Last week, Mitt Romney, in a rare moment of passion, said that "corporations are people." Of course, they're not. But if you watch the 20-second YouTube, you'll see from context that he wasn't really saying that. He was really saying that taxes on corporations are taxes on people. He says, "Everything corporations earn ultimately goes to people." Then someone guffaws loudly and Romney asks him, "Where do you think it goes?" The guffawer or others in the audience answer, "In their pockets." Romney has him. "Whose pockets?", he asks. In other words, he's saying that in the phrase, "their pockets," "their" must be referring to people. That's why Romney then emphasizes "human beings."
Romney is absolutely right. And this means that taxes on corporations are taxes on people. I'm not getting at the subtle point--and I don't think Romney was either--that if capital is highly mobile internationally, a national government can't make capital bear much of the burden of taxes and so the incidence is on laborers and consumers.
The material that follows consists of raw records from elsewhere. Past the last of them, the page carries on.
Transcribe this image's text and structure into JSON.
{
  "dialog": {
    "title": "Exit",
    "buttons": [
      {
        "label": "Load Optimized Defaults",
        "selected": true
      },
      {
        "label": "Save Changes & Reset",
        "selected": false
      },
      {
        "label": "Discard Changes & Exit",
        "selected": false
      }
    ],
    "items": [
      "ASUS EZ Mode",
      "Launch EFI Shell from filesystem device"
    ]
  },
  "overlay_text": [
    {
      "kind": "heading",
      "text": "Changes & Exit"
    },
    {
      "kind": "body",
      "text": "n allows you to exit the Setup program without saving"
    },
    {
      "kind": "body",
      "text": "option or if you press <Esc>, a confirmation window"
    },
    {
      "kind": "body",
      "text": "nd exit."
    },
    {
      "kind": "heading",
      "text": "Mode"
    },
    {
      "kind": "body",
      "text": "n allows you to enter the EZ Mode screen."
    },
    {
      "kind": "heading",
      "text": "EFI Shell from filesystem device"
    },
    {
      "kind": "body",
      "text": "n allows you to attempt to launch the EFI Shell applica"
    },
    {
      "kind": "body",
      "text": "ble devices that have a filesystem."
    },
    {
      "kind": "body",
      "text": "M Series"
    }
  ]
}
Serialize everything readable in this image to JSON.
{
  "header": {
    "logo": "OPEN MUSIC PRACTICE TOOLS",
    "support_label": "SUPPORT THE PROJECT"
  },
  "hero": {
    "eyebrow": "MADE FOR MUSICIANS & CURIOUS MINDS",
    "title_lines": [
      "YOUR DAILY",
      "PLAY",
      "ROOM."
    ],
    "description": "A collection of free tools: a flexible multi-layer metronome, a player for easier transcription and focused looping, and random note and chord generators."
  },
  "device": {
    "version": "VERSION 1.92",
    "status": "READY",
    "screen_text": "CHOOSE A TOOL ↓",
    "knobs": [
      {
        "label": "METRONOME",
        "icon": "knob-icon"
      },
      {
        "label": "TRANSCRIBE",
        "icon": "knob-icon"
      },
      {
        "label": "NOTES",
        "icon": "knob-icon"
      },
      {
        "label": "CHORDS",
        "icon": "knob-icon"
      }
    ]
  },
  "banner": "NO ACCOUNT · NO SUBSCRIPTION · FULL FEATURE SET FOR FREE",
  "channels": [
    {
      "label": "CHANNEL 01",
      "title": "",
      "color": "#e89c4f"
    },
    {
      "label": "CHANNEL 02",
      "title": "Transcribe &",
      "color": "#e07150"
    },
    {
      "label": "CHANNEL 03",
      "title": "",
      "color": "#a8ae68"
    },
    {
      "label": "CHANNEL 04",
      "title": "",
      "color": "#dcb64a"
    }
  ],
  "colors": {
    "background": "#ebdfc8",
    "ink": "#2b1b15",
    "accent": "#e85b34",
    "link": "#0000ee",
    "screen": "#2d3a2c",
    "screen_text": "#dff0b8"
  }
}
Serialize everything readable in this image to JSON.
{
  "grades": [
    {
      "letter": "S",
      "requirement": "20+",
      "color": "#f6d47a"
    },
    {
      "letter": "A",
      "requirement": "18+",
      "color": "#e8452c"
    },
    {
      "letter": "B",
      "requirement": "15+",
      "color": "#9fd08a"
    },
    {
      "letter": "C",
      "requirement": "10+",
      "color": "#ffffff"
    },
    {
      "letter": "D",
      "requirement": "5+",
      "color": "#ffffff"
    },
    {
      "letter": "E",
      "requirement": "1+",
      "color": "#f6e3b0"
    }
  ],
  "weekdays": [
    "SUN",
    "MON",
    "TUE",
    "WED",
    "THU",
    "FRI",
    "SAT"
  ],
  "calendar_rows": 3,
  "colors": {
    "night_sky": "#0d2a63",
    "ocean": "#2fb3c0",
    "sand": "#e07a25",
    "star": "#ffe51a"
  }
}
No, I'm making the simple point that a tax on corporations is a tax on people. I remember that in addressing the issue in the 1980s, the late Herb Stein said that it's as if people think that if the government imposed a tax on cows, the tax would be paid by the cows.
Romney's passion and clarity on this are admirable. And until now, I've found little to admire in Romney. Now, the next step for him--which a patient in a wheel chair tried to help him see but he couldn't see--is to see that just as taxes on corporations are taxes on people, the war on drugs is not really a war on drugs: it's a war on people.